BACKGROUND: Metabolic disorders, including type II diabetes and obesity, present major health risks in industrialized countries. AMP-activated protein kinase (AMPK) has become the focus of a great deal of attention as a novel therapeutic target for the treatment of metabolic syndromes. In this study, we evaluated whether dietary aloe could reduce obesity-induced inflammation and adipogenesis. METHODS: Male C57BL/6 obese mice fed a high-fat diet for 54 days received a supplement of aloe formula (PAG, ALS, Aloe QDM, and Aloe QDM complex) or pioglitazone (PGZ) and were compared with unsupplemented controls (high-fat diet; HFD) or mice fed a regular diet (RD). RT-PCR and western blot analysis were used to quantify the expression of obesity-induced inflammation. RESULTS: Aloe QDM complex down-regulated fat size through suppressed expression of scavenger receptors on adipose tissue macrophages (ATMs) compared with HFD. Both white adipose tissue (WATs) and muscle exhibited increased AMPK activation through aloe supplementation, and in particular, the Aloe QDM complex. Obesity-induced inflammatory cytokines (IL-1ß and -6) and HIF1α mRNA and protein were decreased markedly, as was macrophage infiltration by the Aloe QDM complex. Further, the Aloe QDM complex decreased the translocation of NF-κB p65 from the cytosol in the WAT. CONCLUSION: Dietary aloe formula reduced obesity-induced inflammatory responses by activation of AMPK in muscle and suppression of proinflammatory cytokines in the WAT. Additionally, the expression of scavenger receptors in the ATM and activation of AMPK in WAT led to reduction in the percent of body fat. Thus, we suggest that the effect of the Aloe QDM complex in the WAT and muscle are related to activation of AMPK and its use as a nutritional intervention against T2D and obesity-related inflammation.

Dietary Aloe Improves Insulin Sensitivity via the Suppression of Obesity-induced Inflammation in Obese Mice.

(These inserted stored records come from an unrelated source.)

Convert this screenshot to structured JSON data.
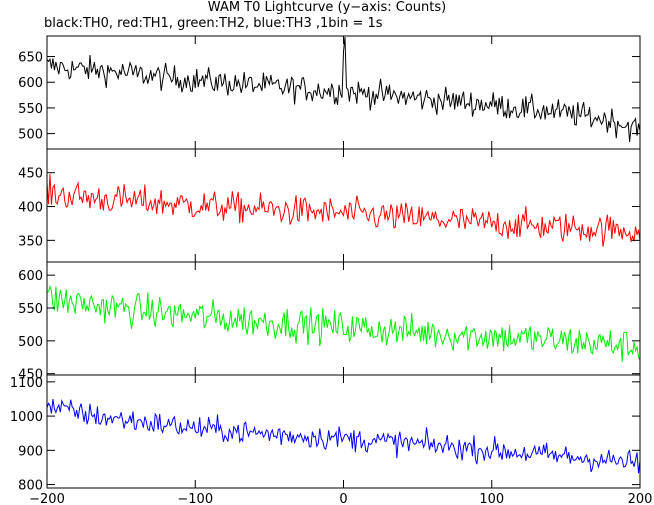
{
  "chart_data": {
    "type": "line",
    "title": "WAM T0 Lightcurve (y−axis: Counts)",
    "subtitle": "black:TH0, red:TH1, green:TH2, blue:TH3 ,1bin = 1s",
    "xlim": [
      -200,
      200
    ],
    "x_ticks": [
      -200,
      -100,
      0,
      100,
      200
    ],
    "x_tick_labels": [
      "−200",
      "−100",
      "0",
      "100",
      "200"
    ],
    "grid": false,
    "bin_seconds": 1,
    "panels": [
      {
        "name": "TH0",
        "color": "#000000",
        "ylim": [
          470,
          690
        ],
        "y_ticks": [
          500,
          550,
          600,
          650
        ],
        "x": [
          -200,
          -180,
          -160,
          -140,
          -120,
          -100,
          -80,
          -60,
          -40,
          -20,
          0,
          20,
          40,
          60,
          80,
          100,
          120,
          140,
          160,
          180,
          200
        ],
        "mean": [
          632,
          626,
          622,
          616,
          609,
          604,
          599,
          594,
          590,
          585,
          583,
          577,
          572,
          566,
          562,
          556,
          549,
          543,
          536,
          526,
          508
        ],
        "noise": 18,
        "spikes": [
          {
            "x": 1,
            "y": 688
          },
          {
            "x": 0,
            "y": 660
          }
        ]
      },
      {
        "name": "TH1",
        "color": "#ff0000",
        "ylim": [
          318,
          485
        ],
        "y_ticks": [
          350,
          400,
          450
        ],
        "x": [
          -200,
          -180,
          -160,
          -140,
          -120,
          -100,
          -80,
          -60,
          -40,
          -20,
          0,
          20,
          40,
          60,
          80,
          100,
          120,
          140,
          160,
          180,
          200
        ],
        "mean": [
          420,
          415,
          411,
          408,
          405,
          402,
          399,
          397,
          394,
          392,
          390,
          387,
          384,
          381,
          378,
          375,
          373,
          370,
          368,
          366,
          364
        ],
        "noise": 16,
        "spikes": []
      },
      {
        "name": "TH2",
        "color": "#00ee00",
        "ylim": [
          448,
          620
        ],
        "y_ticks": [
          450,
          500,
          550,
          600
        ],
        "x": [
          -200,
          -180,
          -160,
          -140,
          -120,
          -100,
          -80,
          -60,
          -40,
          -20,
          0,
          20,
          40,
          60,
          80,
          100,
          120,
          140,
          160,
          180,
          200
        ],
        "mean": [
          565,
          558,
          552,
          547,
          542,
          538,
          534,
          530,
          527,
          524,
          521,
          518,
          515,
          512,
          509,
          507,
          504,
          501,
          498,
          495,
          490
        ],
        "noise": 18,
        "spikes": []
      },
      {
        "name": "TH3",
        "color": "#0000ff",
        "ylim": [
          790,
          1120
        ],
        "y_ticks": [
          800,
          900,
          1000,
          1100
        ],
        "x": [
          -200,
          -180,
          -160,
          -140,
          -120,
          -100,
          -80,
          -60,
          -40,
          -20,
          0,
          20,
          40,
          60,
          80,
          100,
          120,
          140,
          160,
          180,
          200
        ],
        "mean": [
          1030,
          1010,
          995,
          985,
          975,
          965,
          958,
          950,
          945,
          940,
          935,
          928,
          922,
          915,
          908,
          900,
          893,
          885,
          878,
          870,
          862
        ],
        "noise": 25,
        "spikes": []
      }
    ]
  }
}
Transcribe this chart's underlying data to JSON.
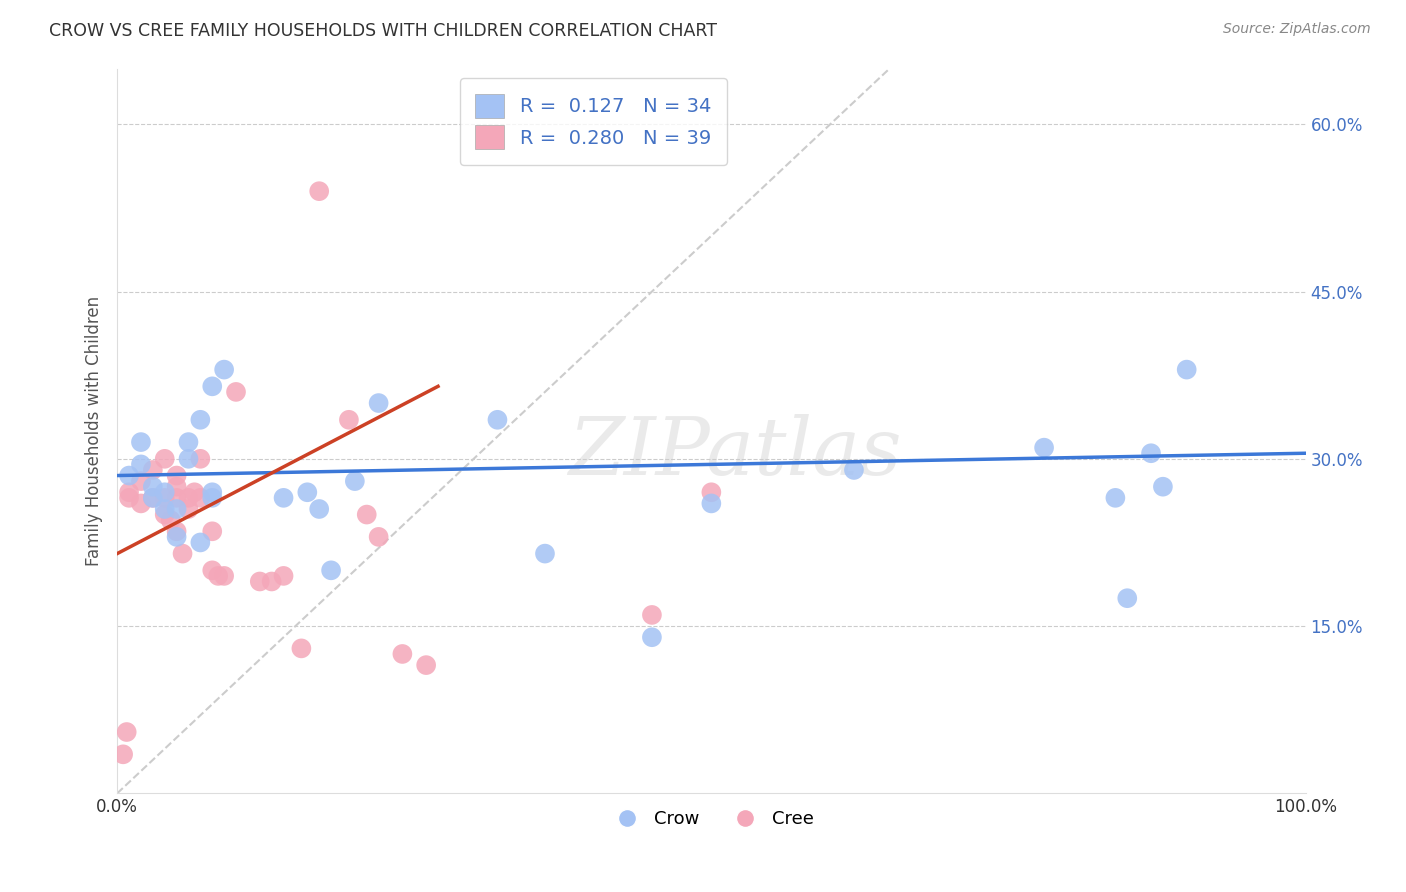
{
  "title": "CROW VS CREE FAMILY HOUSEHOLDS WITH CHILDREN CORRELATION CHART",
  "source": "Source: ZipAtlas.com",
  "ylabel": "Family Households with Children",
  "xlim": [
    0,
    1.0
  ],
  "ylim": [
    0,
    0.65
  ],
  "xticks": [
    0.0,
    0.2,
    0.4,
    0.6,
    0.8,
    1.0
  ],
  "xticklabels": [
    "0.0%",
    "",
    "",
    "",
    "",
    "100.0%"
  ],
  "yticks": [
    0.0,
    0.15,
    0.3,
    0.45,
    0.6
  ],
  "yticklabels": [
    "",
    "15.0%",
    "30.0%",
    "45.0%",
    "60.0%"
  ],
  "crow_color": "#a4c2f4",
  "cree_color": "#f4a7b9",
  "crow_line_color": "#3c78d8",
  "cree_line_color": "#cc4125",
  "diagonal_color": "#cccccc",
  "legend_R_crow": "0.127",
  "legend_N_crow": "34",
  "legend_R_cree": "0.280",
  "legend_N_cree": "39",
  "crow_scatter_x": [
    0.01,
    0.02,
    0.02,
    0.03,
    0.03,
    0.04,
    0.04,
    0.05,
    0.05,
    0.06,
    0.06,
    0.07,
    0.07,
    0.08,
    0.08,
    0.08,
    0.09,
    0.14,
    0.16,
    0.17,
    0.18,
    0.2,
    0.22,
    0.32,
    0.36,
    0.45,
    0.5,
    0.62,
    0.78,
    0.84,
    0.85,
    0.87,
    0.88,
    0.9
  ],
  "crow_scatter_y": [
    0.285,
    0.295,
    0.315,
    0.265,
    0.275,
    0.255,
    0.27,
    0.255,
    0.23,
    0.3,
    0.315,
    0.335,
    0.225,
    0.365,
    0.27,
    0.265,
    0.38,
    0.265,
    0.27,
    0.255,
    0.2,
    0.28,
    0.35,
    0.335,
    0.215,
    0.14,
    0.26,
    0.29,
    0.31,
    0.265,
    0.175,
    0.305,
    0.275,
    0.38
  ],
  "cree_scatter_x": [
    0.005,
    0.008,
    0.01,
    0.01,
    0.02,
    0.02,
    0.03,
    0.03,
    0.04,
    0.04,
    0.04,
    0.045,
    0.05,
    0.05,
    0.05,
    0.05,
    0.055,
    0.06,
    0.06,
    0.065,
    0.07,
    0.07,
    0.08,
    0.08,
    0.085,
    0.09,
    0.1,
    0.12,
    0.13,
    0.14,
    0.155,
    0.17,
    0.195,
    0.21,
    0.22,
    0.24,
    0.26,
    0.45,
    0.5
  ],
  "cree_scatter_y": [
    0.035,
    0.055,
    0.27,
    0.265,
    0.28,
    0.26,
    0.29,
    0.265,
    0.25,
    0.265,
    0.3,
    0.245,
    0.265,
    0.275,
    0.285,
    0.235,
    0.215,
    0.265,
    0.255,
    0.27,
    0.265,
    0.3,
    0.235,
    0.2,
    0.195,
    0.195,
    0.36,
    0.19,
    0.19,
    0.195,
    0.13,
    0.54,
    0.335,
    0.25,
    0.23,
    0.125,
    0.115,
    0.16,
    0.27
  ],
  "watermark": "ZIPatlas",
  "background_color": "#ffffff",
  "grid_color": "#cccccc",
  "ytick_color": "#4472c4",
  "xtick_color": "#333333",
  "ylabel_color": "#555555",
  "title_color": "#333333",
  "source_color": "#888888"
}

BACKGROUND: Insulin resistance is an integral feature of metabolic syndromes, including obesity, hyperglycemia, and hyperlipidemia. In this study, we evaluated whether the aloe component could reduce obesity-induced inflammation and the occurrence of metabolic disorders such as blood glucose and insulin resistance. METHODS: Male C57BL/6 obese mice fed a high-fat diet for 54 days received a supplement of aloe formula (PAG, ALS, Aloe QDM, and Aloe QDM complex) or pioglitazone (PGZ) and were compared with unsupplemented controls (high-fat diet; HFD) or mice fed a regular diet (RD). RT-PCR and western blot analysis were used to quantify the expression of obesity-induced inflammation. RESULTS: Aloe QDM lowered fasting blood glucose and plasma insulin compared with HFD. Obesity-induced inflammatory cytokine (IL-1ß, -6, -12, TNF-α) and chemokine (CX3CL1, CCL5) mRNA and protein were decreased markedly, as was macrophage infiltration and hepatic triglycerides by Aloe QDM. At the same time, Aloe QDM decreased the mRNA and protein of PPARγ/LXRα and 11ß-HSD1 both in the liver and WAT. CONCLUSION: Dietary aloe formula reduces obesity-induced glucose tolerance not only by suppressing inflammatory responses but also by inducing anti-inflammatory cytokines in the WAT and liver, both of which are important peripheral tissues affecting insulin resistance. The effect of Aloe QDM complex in the WAT and liver are related to its dual action on PPARγ and 11ß-HSD1 expression and its use as a nutritional intervention against T2D and obesity-related inflammation is suggested.